We really need to come together, women of all ages, and talk about aging, because when you have friends of all ages, just like if you have friends of all races or all sexual orientations, it's much harder to hold onto stereotypes, because the evidence that they're not true is all around you.
I've never really known what to be when I grow up. I'm a generalist. I didn't start writing till I was 40. I couldn't figure out what to major in in college. I have not had a conventional career. And I had no idea when I started thinking about aging that it would become this consuming passion, because it is the perfect field for the generalist.
Not only is it not depressing, I mean, one of the incredibly ageist assumptions I started out with was that old people were depressed. It turns out that older people enjoy better mental health than the young or middle age. We get better at modulating negative emotions, and that the older people are, the less they fear dying.
For me, the lightbulb moment was learning all these things about aging and how sort of off base and negative. I mean, for example, I thought the odds of ending up in a nursing home were, you know, kind of decent.I probably would have put them at 30%. The percentage of Americans over 65 in nursing homes is 4% and it's dropping. I just thought why don't we know this stuff?
Confidence is the ultimate aphrodisiac. We have so much to learn. I mean, I feel like we've already learned it and we just have to relearn it every damn day when we look in the mirror, from the body acceptance movement. It's like, you are gorgeous the way you are, and if you project that, people will be attracted to you.
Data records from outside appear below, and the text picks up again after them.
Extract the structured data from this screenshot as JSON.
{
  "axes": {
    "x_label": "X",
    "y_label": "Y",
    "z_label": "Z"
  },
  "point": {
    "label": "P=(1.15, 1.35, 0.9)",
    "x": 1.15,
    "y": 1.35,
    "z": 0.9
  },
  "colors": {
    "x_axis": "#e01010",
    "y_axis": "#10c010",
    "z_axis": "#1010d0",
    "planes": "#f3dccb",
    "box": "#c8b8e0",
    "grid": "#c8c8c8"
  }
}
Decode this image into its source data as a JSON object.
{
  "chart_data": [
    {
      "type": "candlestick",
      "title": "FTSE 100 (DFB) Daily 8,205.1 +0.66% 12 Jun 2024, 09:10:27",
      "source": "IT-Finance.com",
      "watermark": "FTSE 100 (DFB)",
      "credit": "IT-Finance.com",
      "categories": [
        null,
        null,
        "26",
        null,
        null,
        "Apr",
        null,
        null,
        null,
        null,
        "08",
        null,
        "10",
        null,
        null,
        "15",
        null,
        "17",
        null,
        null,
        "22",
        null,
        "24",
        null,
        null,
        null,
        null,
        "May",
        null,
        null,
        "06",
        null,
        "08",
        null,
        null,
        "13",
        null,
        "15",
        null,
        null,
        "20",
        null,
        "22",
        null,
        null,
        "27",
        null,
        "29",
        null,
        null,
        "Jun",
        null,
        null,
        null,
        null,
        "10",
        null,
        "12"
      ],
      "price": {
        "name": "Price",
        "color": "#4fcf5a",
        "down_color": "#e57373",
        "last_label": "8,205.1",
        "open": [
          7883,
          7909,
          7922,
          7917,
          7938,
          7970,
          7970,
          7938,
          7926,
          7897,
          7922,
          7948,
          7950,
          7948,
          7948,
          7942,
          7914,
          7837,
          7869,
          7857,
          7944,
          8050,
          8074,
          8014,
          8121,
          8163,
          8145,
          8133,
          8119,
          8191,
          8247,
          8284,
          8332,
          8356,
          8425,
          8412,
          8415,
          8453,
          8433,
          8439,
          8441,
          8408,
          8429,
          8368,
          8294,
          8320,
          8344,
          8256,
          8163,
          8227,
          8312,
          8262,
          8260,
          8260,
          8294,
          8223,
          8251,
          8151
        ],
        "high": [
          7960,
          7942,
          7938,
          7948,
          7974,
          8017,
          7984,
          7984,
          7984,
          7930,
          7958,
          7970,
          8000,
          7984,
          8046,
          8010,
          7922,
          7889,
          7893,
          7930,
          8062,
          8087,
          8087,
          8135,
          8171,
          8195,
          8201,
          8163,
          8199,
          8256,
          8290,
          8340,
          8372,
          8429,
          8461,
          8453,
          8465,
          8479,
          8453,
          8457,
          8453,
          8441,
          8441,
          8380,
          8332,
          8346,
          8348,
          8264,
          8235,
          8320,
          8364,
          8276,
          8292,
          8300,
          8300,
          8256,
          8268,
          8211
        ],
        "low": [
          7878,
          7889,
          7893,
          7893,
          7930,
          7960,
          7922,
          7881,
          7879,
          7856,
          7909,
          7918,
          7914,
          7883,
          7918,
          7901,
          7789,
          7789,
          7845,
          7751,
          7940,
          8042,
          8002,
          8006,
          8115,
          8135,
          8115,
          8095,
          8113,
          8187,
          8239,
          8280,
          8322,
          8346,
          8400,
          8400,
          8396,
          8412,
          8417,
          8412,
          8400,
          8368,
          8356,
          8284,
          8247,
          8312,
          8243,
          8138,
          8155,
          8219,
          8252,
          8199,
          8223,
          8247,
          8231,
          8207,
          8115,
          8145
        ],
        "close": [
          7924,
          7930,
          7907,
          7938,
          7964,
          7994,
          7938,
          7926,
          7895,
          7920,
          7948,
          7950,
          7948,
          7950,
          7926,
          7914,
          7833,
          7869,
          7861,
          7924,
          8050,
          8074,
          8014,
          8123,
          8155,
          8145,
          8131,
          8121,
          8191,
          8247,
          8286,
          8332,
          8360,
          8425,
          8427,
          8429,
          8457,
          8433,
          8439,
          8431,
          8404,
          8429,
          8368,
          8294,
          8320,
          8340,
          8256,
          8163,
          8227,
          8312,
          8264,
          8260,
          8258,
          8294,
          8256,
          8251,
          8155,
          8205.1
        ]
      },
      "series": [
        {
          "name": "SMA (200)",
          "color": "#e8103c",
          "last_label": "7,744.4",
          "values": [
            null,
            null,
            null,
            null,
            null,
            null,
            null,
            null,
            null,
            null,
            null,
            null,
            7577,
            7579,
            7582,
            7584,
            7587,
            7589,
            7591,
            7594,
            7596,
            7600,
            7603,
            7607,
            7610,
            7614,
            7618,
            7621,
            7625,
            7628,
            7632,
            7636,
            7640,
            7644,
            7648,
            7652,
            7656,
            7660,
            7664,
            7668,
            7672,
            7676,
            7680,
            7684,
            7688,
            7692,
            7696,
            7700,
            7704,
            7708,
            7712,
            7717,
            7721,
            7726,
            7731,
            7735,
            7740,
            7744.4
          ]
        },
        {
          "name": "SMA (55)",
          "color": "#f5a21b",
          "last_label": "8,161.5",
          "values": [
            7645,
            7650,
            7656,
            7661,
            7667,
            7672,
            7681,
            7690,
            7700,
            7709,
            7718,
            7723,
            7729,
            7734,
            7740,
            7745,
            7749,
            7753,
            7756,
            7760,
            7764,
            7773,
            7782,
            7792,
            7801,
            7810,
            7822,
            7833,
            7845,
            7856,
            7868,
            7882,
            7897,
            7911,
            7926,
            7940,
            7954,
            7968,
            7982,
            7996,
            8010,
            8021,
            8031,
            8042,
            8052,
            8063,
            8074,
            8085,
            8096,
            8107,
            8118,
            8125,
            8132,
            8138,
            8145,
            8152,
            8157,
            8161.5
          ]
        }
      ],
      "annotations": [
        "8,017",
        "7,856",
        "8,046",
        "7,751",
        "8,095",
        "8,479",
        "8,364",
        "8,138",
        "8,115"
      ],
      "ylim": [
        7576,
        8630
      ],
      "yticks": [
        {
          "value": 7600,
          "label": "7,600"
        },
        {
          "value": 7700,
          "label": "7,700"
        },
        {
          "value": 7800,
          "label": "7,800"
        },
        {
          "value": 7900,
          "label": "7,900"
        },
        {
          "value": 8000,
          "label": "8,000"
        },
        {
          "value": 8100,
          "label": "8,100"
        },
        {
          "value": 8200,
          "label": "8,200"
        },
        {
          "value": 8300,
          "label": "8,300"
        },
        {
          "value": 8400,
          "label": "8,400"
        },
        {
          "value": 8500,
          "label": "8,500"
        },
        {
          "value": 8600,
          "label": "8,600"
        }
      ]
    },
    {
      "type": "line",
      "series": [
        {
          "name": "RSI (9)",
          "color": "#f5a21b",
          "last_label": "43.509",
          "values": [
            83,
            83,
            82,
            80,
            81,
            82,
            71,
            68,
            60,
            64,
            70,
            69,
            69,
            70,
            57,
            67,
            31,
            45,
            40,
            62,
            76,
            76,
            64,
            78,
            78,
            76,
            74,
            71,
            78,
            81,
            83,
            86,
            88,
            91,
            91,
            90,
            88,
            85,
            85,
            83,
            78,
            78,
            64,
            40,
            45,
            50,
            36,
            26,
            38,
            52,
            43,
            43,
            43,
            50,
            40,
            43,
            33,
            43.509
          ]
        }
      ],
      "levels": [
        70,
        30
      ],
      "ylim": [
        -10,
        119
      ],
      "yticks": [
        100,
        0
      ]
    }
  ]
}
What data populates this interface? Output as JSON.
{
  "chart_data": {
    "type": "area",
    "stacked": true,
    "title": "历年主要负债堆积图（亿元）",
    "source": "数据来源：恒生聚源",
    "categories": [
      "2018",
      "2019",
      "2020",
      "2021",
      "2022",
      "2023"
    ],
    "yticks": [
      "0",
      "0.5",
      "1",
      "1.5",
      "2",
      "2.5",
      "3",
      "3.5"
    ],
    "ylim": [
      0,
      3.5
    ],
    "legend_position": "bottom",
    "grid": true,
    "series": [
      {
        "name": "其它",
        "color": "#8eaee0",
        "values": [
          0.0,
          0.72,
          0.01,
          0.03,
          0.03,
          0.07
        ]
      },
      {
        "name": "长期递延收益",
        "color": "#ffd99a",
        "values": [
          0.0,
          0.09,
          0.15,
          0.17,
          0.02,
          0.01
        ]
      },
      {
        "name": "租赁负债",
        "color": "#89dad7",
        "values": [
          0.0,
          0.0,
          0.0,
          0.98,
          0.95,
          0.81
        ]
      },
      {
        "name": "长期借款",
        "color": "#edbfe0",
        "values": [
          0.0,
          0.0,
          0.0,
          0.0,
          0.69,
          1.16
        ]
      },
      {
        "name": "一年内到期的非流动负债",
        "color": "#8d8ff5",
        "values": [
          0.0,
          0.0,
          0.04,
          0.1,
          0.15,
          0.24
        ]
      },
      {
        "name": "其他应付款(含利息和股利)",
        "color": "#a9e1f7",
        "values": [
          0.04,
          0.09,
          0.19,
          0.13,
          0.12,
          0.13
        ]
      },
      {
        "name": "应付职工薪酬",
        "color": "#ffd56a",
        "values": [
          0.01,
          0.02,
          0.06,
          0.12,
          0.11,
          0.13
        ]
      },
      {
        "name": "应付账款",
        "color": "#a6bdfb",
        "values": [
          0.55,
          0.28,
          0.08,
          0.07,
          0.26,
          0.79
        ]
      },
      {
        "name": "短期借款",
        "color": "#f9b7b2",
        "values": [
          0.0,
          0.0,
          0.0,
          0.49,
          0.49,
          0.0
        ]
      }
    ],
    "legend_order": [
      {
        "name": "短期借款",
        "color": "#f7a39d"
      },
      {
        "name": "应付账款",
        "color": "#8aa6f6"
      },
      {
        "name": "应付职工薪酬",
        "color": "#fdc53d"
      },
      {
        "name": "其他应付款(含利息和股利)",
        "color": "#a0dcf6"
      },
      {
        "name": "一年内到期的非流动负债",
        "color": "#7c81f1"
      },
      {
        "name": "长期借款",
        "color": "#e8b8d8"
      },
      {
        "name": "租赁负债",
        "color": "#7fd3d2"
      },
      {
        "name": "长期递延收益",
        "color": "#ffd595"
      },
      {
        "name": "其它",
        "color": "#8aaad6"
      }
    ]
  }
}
In the '60s and '70s, when you said a woman could run a Fortune 500 company as well as a man, I think that was a real leap for people, women included. When you say now to people, I often say, "What do you think of as criteria for diversity?" And they say race and they say sex and sexual orientation. Maybe they mention disability. People don't usually mention age. But when I say, "How about age?" No one says, "That's a dumb idea." So much of this message is obvious.
I mean, the idea that we would age out of having value as human beings is clearly not right. This movement is going to take all of us.
We each need to age in our own way. No judgment.